The evolution of cities is the largely unplanned and unintended outcome of more or less deliberate actions by many individuals and dispersed agencies searching to find a way out of the problems and circumstances they experience. As such, urban evolution is consciously man-made and even policy-made in many respects, but it does not unfold harmoniously according to the lines of a strategic plan. There is no complete control, not even in countries where powers are shaped to enable hierarchical planning. On the other hand, collectivities feel the need for ‘strategic devices’ to guide action. Such strategic devices are frequently invented and promoted not just by single planning agencies, but by all sorts of coalitions of stakeholders and shareholders both in the public sector and/or the private sector. Strategic devices (collective missions, visions, plans etc.) attempt to settle or to stimulate certain joint courses in individual actions. The strategic devices may contain compulsory or contractual conditions, but sometimes they are just indicative, and not necessarily legally binding.
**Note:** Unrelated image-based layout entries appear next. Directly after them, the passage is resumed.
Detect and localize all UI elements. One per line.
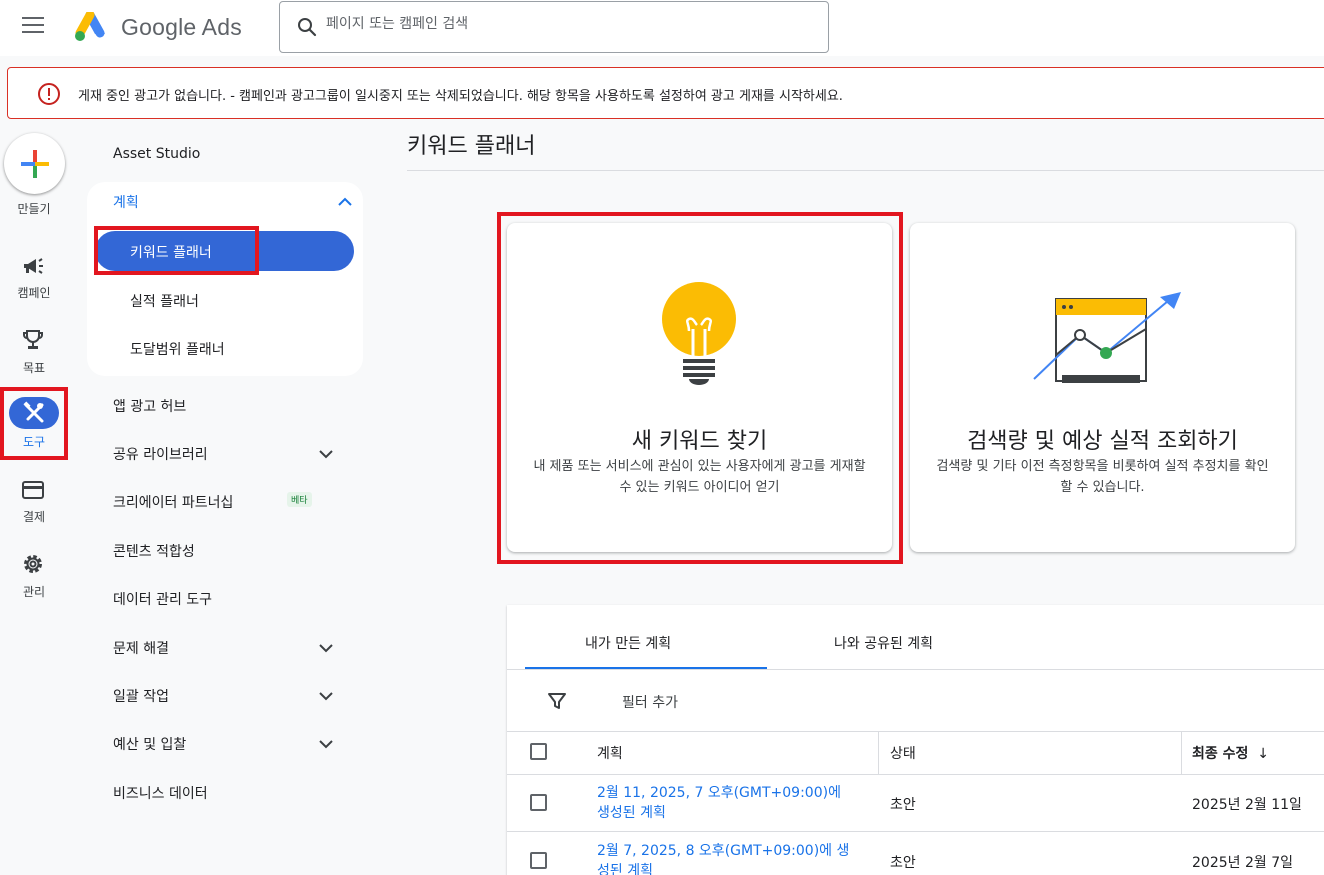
trophy-icon[interactable] [21, 328, 45, 352]
rail-goals-label[interactable]: 목표 [0, 359, 68, 376]
gear-icon[interactable] [21, 552, 45, 576]
chevron-down-icon[interactable] [318, 643, 334, 653]
megaphone-icon[interactable] [21, 254, 45, 278]
tab-shared-plans[interactable]: 나와 공유된 계획 [834, 633, 933, 653]
plan-status: 초안 [890, 855, 916, 871]
row-divider [507, 831, 1324, 832]
nav-bulk-actions[interactable]: 일괄 작업 [113, 686, 169, 706]
nav-troubleshooting[interactable]: 문제 해결 [113, 638, 169, 658]
col-header-last-modified-label: 최종 수정 [1192, 746, 1249, 762]
chevron-up-icon[interactable] [337, 196, 353, 206]
forecast-card[interactable]: 검색량 및 예상 실적 조회하기 검색량 및 기타 이전 측정항목을 비롯하여 … [910, 223, 1295, 552]
highlight-box-discover-card [497, 212, 903, 564]
forecast-card-desc: 검색량 및 기타 이전 측정항목을 비롯하여 실적 추정치를 확인할 수 있습니… [936, 459, 1269, 495]
nav-creator-partnerships[interactable]: 크리에이터 파트너십 [113, 492, 233, 512]
col-header-plan[interactable]: 계획 [597, 743, 623, 763]
highlight-box-tools [0, 387, 68, 460]
nav-app-ads-hub[interactable]: 앱 광고 허브 [113, 396, 186, 416]
filter-icon[interactable] [547, 691, 567, 711]
rail-create-label[interactable]: 만들기 [0, 200, 68, 217]
highlight-box-keyword-planner [94, 226, 259, 275]
rail-admin-label[interactable]: 관리 [0, 583, 68, 600]
beta-badge: 베타 [287, 492, 312, 507]
plan-name-link[interactable]: 2월 7, 2025, 8 오후(GMT+09:00)에 생성된 계획 [597, 841, 852, 875]
search-box[interactable] [279, 1, 829, 53]
col-separator [878, 732, 879, 775]
nav-content-suitability[interactable]: 콘텐츠 적합성 [113, 541, 195, 561]
planning-section: 계획 [87, 182, 363, 376]
brand-name[interactable]: Google Ads [121, 14, 242, 41]
tab-my-plans[interactable]: 내가 만든 계획 [585, 633, 671, 653]
page-title: 키워드 플래너 [407, 134, 536, 159]
nav-budgets-bidding[interactable]: 예산 및 입찰 [113, 734, 186, 754]
plan-name-link[interactable]: 2월 11, 2025, 7 오후(GMT+09:00)에 생성된 계획 [597, 783, 852, 823]
chevron-down-icon[interactable] [318, 449, 334, 459]
trend-chart-icon [1033, 292, 1181, 383]
search-icon [298, 18, 317, 37]
select-all-checkbox[interactable] [530, 743, 547, 760]
google-ads-logo-icon[interactable] [72, 12, 108, 44]
left-rail: 만들기 캠페인 목표 도구 결제 관리 [0, 120, 68, 875]
rail-billing-label[interactable]: 결제 [0, 508, 68, 525]
chevron-down-icon[interactable] [318, 691, 334, 701]
sort-down-arrow-icon: ↓ [1257, 746, 1270, 762]
header-divider [507, 774, 1324, 775]
rail-campaigns-label[interactable]: 캠페인 [0, 284, 68, 301]
nav-asset-studio[interactable]: Asset Studio [113, 146, 200, 162]
no-ads-alert: 게재 중인 광고가 없습니다. - 캠페인과 광고그룹이 일시중지 또는 삭제되… [7, 67, 1324, 119]
nav-shared-library[interactable]: 공유 라이브러리 [113, 444, 208, 464]
nav-planning[interactable]: 계획 [113, 192, 139, 212]
col-header-last-modified[interactable]: 최종 수정 ↓ [1192, 743, 1269, 763]
col-separator [1181, 732, 1182, 775]
forecast-card-title: 검색량 및 예상 실적 조회하기 [967, 429, 1238, 454]
menu-icon[interactable] [22, 17, 44, 35]
row-checkbox[interactable] [530, 794, 547, 811]
filter-divider [507, 731, 1324, 732]
nav-performance-planner[interactable]: 실적 플래너 [130, 291, 199, 311]
plan-status: 초안 [890, 797, 916, 813]
tabs-divider [507, 669, 1324, 670]
top-bar: Google Ads [0, 0, 1324, 56]
row-checkbox[interactable] [530, 852, 547, 869]
nav-reach-planner[interactable]: 도달범위 플래너 [130, 339, 225, 359]
side-nav: Asset Studio 계획 키워드 플래너 실적 플래너 도달범위 플래너 … [68, 120, 388, 875]
search-input[interactable] [326, 16, 806, 32]
credit-card-icon[interactable] [21, 478, 45, 502]
error-icon [38, 83, 60, 105]
plans-panel: 내가 만든 계획 나와 공유된 계획 필터 추가 계획 상태 최종 수정 ↓ 2… [507, 605, 1324, 875]
nav-data-manager[interactable]: 데이터 관리 도구 [113, 589, 212, 609]
chevron-down-icon[interactable] [318, 739, 334, 749]
create-button[interactable] [4, 133, 65, 194]
title-divider [407, 170, 1324, 171]
add-filter-button[interactable]: 필터 추가 [622, 692, 678, 712]
col-header-status[interactable]: 상태 [890, 743, 916, 763]
plus-icon [21, 150, 49, 178]
alert-message: 게재 중인 광고가 없습니다. - 캠페인과 광고그룹이 일시중지 또는 삭제되… [78, 89, 843, 104]
plan-last-modified: 2025년 2월 11일 [1192, 797, 1302, 813]
nav-business-data[interactable]: 비즈니스 데이터 [113, 783, 208, 803]
plan-last-modified: 2025년 2월 7일 [1192, 855, 1293, 871]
The strategic dimension lies in the transcendence of individual horizons in scope and time – i.e. in exceeding the reach of single actors, single-purpose behaviours, and the space-time span of daily activities and routines – and in the selection of symbols that enable the reproduction of a joint direction for a possible future of cities that directly and indirectly might be shared by an unspecified number of individual agents. Obviously, the possible impact of strategic devices is extremely sensitive to the different ways in which the conditions for action are framed in the multifarious context of individuals and agencies.